Throughout the day, sanitation and quality assurance visually monitor and verify the pre-requisite programs, and the plant’s environmental monitoring program verifies that the microbial levels are acceptable. “We choose to seek and destroy transient and resident microbial risks through extensive food contact and non-food contact environmental testing,” Thacker said.
SUSTAINING ALASKA. While sustainability is the cornerstone of the company’s long-term business philosophy, going back to that of its founder, Trident has been working to further these efforts over the last few years. “We optimize what nature gives us, utilizing every bit of it that we can,” Lum said.
As such, the company follows intense responsible-fisheries-management practices in Alaska and is very careful about ensuring its practices are sustainable. “There is a minimum amount of the product that goes unused,” Lum said. “We know there is not an unlimited supply.”
To ensure waste is minimized as much as possible, the company invests in research and development aimed at extracting every bit of value from the fish, and it has been diversifying its markets to create better use of the byproducts, such as for fish meal and animal feed and food.

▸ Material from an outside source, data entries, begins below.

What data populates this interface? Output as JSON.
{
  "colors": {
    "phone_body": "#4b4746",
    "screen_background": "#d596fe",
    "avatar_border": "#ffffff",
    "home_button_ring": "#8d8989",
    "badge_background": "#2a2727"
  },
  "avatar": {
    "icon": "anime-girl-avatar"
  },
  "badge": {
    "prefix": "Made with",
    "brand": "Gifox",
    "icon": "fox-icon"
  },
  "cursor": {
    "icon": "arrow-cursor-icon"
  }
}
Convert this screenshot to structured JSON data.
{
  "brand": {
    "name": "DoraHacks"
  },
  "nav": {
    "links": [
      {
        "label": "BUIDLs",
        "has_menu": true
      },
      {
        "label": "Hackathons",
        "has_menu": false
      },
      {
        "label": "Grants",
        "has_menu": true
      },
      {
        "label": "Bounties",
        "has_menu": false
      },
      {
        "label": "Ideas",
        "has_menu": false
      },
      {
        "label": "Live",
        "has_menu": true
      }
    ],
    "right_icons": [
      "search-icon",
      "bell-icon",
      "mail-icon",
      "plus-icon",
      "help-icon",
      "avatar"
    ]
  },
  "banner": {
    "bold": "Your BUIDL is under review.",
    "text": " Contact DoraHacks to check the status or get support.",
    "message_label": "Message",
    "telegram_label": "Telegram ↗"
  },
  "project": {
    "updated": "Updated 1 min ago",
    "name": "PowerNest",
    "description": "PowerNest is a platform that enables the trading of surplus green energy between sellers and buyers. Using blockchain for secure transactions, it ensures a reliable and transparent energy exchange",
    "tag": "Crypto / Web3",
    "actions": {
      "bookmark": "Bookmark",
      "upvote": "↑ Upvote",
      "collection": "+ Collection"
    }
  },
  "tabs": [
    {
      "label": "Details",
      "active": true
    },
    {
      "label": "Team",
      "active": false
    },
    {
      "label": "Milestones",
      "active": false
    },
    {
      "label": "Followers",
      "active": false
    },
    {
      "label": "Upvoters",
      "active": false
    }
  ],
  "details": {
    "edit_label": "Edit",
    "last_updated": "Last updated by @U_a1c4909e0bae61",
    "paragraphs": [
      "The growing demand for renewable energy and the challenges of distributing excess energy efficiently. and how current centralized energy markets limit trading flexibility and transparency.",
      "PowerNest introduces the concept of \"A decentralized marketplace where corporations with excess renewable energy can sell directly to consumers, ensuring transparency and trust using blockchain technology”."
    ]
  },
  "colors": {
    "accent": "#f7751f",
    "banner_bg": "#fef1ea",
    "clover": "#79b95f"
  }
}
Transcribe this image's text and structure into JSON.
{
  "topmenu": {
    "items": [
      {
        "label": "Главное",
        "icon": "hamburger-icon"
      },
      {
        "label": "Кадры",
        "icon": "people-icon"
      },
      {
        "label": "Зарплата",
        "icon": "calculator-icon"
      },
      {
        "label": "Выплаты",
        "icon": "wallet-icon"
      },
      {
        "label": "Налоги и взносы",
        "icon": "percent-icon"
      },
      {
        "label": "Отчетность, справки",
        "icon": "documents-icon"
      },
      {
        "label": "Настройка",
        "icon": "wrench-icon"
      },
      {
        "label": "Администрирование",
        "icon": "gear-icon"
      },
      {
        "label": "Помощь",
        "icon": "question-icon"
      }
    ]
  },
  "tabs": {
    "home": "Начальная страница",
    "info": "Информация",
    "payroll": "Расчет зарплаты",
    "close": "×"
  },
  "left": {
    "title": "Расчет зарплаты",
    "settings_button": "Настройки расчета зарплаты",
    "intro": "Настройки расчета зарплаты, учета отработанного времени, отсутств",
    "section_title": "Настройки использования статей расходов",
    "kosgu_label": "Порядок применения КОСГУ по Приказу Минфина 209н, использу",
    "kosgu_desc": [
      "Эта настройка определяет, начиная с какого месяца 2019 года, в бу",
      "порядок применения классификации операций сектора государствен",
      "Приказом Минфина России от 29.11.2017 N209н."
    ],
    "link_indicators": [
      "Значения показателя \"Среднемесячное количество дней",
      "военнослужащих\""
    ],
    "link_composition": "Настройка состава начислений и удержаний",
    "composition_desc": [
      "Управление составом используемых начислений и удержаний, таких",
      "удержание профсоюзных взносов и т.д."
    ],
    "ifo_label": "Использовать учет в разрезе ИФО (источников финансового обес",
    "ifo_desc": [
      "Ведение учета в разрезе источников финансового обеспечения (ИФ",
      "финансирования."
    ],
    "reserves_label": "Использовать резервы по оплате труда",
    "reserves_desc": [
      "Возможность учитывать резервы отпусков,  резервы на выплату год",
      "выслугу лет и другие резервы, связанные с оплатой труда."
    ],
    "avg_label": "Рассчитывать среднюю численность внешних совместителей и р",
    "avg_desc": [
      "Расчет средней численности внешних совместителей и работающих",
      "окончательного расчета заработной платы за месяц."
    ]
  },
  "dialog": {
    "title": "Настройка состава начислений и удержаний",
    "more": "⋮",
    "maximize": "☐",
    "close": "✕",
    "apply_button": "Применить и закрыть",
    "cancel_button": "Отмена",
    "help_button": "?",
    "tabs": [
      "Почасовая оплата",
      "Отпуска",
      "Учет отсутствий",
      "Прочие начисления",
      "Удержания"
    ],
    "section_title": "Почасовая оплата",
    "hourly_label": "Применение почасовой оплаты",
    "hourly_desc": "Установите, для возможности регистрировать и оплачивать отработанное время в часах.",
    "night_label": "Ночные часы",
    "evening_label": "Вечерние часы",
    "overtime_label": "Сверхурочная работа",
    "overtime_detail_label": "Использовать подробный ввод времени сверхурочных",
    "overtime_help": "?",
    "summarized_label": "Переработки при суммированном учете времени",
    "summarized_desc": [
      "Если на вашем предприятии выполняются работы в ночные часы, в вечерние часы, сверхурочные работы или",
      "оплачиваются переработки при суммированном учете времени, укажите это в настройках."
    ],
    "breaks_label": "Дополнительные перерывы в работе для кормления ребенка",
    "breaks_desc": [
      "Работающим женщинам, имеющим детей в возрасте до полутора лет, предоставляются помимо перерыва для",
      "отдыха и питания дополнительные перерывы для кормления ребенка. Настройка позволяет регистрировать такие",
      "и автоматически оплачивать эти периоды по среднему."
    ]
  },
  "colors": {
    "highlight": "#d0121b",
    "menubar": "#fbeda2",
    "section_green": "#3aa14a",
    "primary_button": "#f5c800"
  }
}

TRIDENT FOOD SAFETY. “There is no ‘budget’ for food safety; meaning we spare no expense to produce safe food,” Lum said. In addition to strong internal food safety systems, Trident participates with industry associations on food safety initiatives that go well beyond fundamental regulatory requirements. For example, Trident participates in the National Fisheries Institute (NFI) RTE task force, focused on sound science-based pathogen control strategies.
As part of the voluntary industry, FDA, SPA cooperative agreement previously mentioned, Trident also works directly with FDA as a participant in the Salmon Control Plan, through which a sample of every lot of canned salmon out of Alaska is examined by the SPA sensory team, with the results reported back to FDA. The samples are tested for quality and compliance and the reports provide support documentation for certification of canned salmon export shipments.
All Trident fish is inspected thoroughly head to tail, and all processes are continuously monitored through GMPs and seafood HACCP, Lum added. In addition to regulatory compliance, all Trident plants participate in a number of voluntary inspection programs including those of the SPA, National Oceanic and Atmospheric Administration (NOAA) Seafood Inspection Program, and National Fisheries Institute (NFI). Most of its plants are also GFSI certified, including its three catcher-processor vessels — the first vessels to achieve BRC certification in the food industry.
NORTH TO THE FUTURE. From its founding on the 135-foot Billikin in the pristine waters of Alaska to its current status as the largest vertically integrated seafood company in North America, Trident Seafoods has held to the philosophy by which Bundrant founded the company, focused on respect for the sea and its resources: “working toward sustaining a thriving and abundant ocean for generations to come ...
“Because we are fishermen at our core, and we have a bond with the ocean — when it prospers, we prosper too.”